What did @themenopauseguy actually say?
The creator holds up what appears to be a capsule of oral micronized progesterone and calls it "calm in a capsule" that "speaks your body's language." The core claims are: progesterone drops sharply in perimenopause, that drop causes insomnia, mood instability, and anxiety, and oral micronized progesterone fixes those symptoms. The creator also says doctors are undertrained in this area and women are handed antidepressants or sleeping pills instead of this "natural solution."
The product being referenced is almost certainly Prometrium or a compounded equivalent, which is FDA-approved and genuinely used in clinical practice. So this isn't fringe wellness content. Some of what's said here is defensible. Some of it is oversimplified to the point of being misleading. Let's sort through it.
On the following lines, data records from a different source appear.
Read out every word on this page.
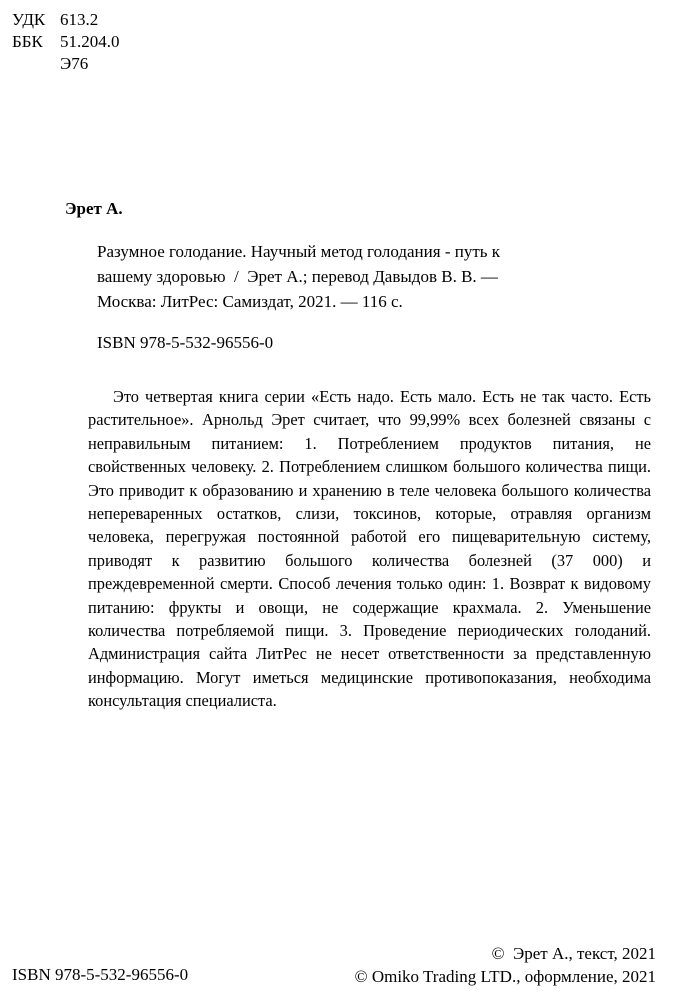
УДК 613.2
ББК	51.204.0
Э76
Эрет А.
Разумное голодание. Научный метод голодания - путь к
вашему здоровью  /  Эрет А.; перевод Давыдов В. В. —
Москва: ЛитРес: Самиздат, 2021. — 116 с.
ISBN 978-5-532-96556-0
Это четвертая книга серии «Есть надо. Есть мало. Есть не так часто. Есть растительное». Арнольд Эрет считает, что 99,99% всех болезней связаны с неправильным питанием: 1. Потреблением продуктов питания, не свойственных человеку. 2. Потреблением слишком большого количества пищи. Это приводит к образованию и хранению в теле человека большого количества непереваренных остатков, слизи, токсинов, которые, отравляя организм человека, перегружая постоянной работой его пищеварительную систему, приводят к развитию большого количества болезней (37 000) и преждевременной смерти. Способ лечения только один: 1. Возврат к видовому питанию: фрукты и овощи, не содержащие крахмала. 2. Уменьшение количества потребляемой пищи. 3. Проведение периодических голоданий. Администрация сайта ЛитРес не несет ответственности за представленную информацию. Могут иметься медицинские противопоказания, необходима консультация специалиста.
©  Эрет А., текст, 2021
© Omiko Trading LTD., оформление, 2021
ISBN 978-5-532-96556-0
Does the science back this up?
On sleep, yes, there's real evidence. The sedative effect of oral micronized progesterone is well-documented and mechanistically understood. It's not magic. Progesterone metabolizes into allopregnanolone, which acts on GABA-A receptors, the same receptors targeted by benzodiazepines. Schüssler et al. (2018, Sleep Medicine Reviews) reviewed this pathway and confirmed the sleep-promoting effects in perimenopausal women are biologically plausible and clinically observed.
On mood and anxiety, the picture is messier. The GABA-A mechanism does suggest an anxiolytic effect, and some women report significant mood improvements. But large randomized controlled trials specifically isolating progesterone's effect on perimenopausal mood are limited. The Women's Health Initiative Memory Study and related analyses looked at combined HRT, not progesterone alone, making it harder to draw clean conclusions.
On the "doctors don't learn this" claim, that one has teeth. A 2019 survey published in Menopause (Kaunitz and Manson) found significant gaps in menopause education across medical training programs. It's a legitimate systemic problem, not just content creator hyperbole.
What did they get wrong (or right)?
Credit where it's due: the basic physiology is accurate. Progesterone does decline significantly in the perimenopause transition, often before estrogen does. That timing matters and is often missed in clinical practice. The allopregnanolone-GABA pathway is real science, not invented wellness lore.
Where this goes sideways is the framing. Calling it "this is not aging, this is a hormone shift and it's fixable" flattens a genuinely complex clinical picture. Perimenopausal symptoms have multiple drivers, including estrogen fluctuation, cortisol dysregulation, thyroid changes, and psychosocial stress. Progesterone alone won't resolve all of them for all women.
The dismissal of antidepressants is a problem. Some women with perimenopausal depression have a real indication for SSRIs or SNRIs, and framing those as something "worse" than progesterone is not evidence-based. Freeman et al. (2011, JAMA) showed escitalopram outperformed placebo for perimenopausal mood symptoms. Both options can be appropriate. Pitting them against each other serves the content, not the patient.
The "drop a comment for access" call-to-action is also worth flagging. Oral micronized progesterone is a prescription medication. Directing followers to DM for access, without mentioning medical evaluation, is outside standard prescribing practice.
What should you actually know?
Oral micronized progesterone is a legitimate, FDA-approved medication with a real evidence base. If you're in perimenopause and struggling with sleep, it's a reasonable conversation to have with a qualified clinician, not a TikTok comment section.
The "bio-identical" label requires unpacking. It means the molecule matches the structure of endogenous progesterone. That's chemically accurate. It does not mean it's risk-free or interchangeable with compounded versions of the same molecule without clinical evaluation.
Progesterone is also not appropriate for everyone. Women with a history of certain cancers, blood clotting disorders, or liver disease need individual risk assessment. No viral video can do that assessment for you. The Menopause Society (formerly NAMS) 2022 position statement recommends individualized therapy decisions based on symptom burden, health history, and patient preference, not a one-size-fits-all capsule narrative.
If your doctor dismissed your perimenopausal symptoms without discussion, that's worth pushing back on. But the solution is a properly trained clinician, not a DM.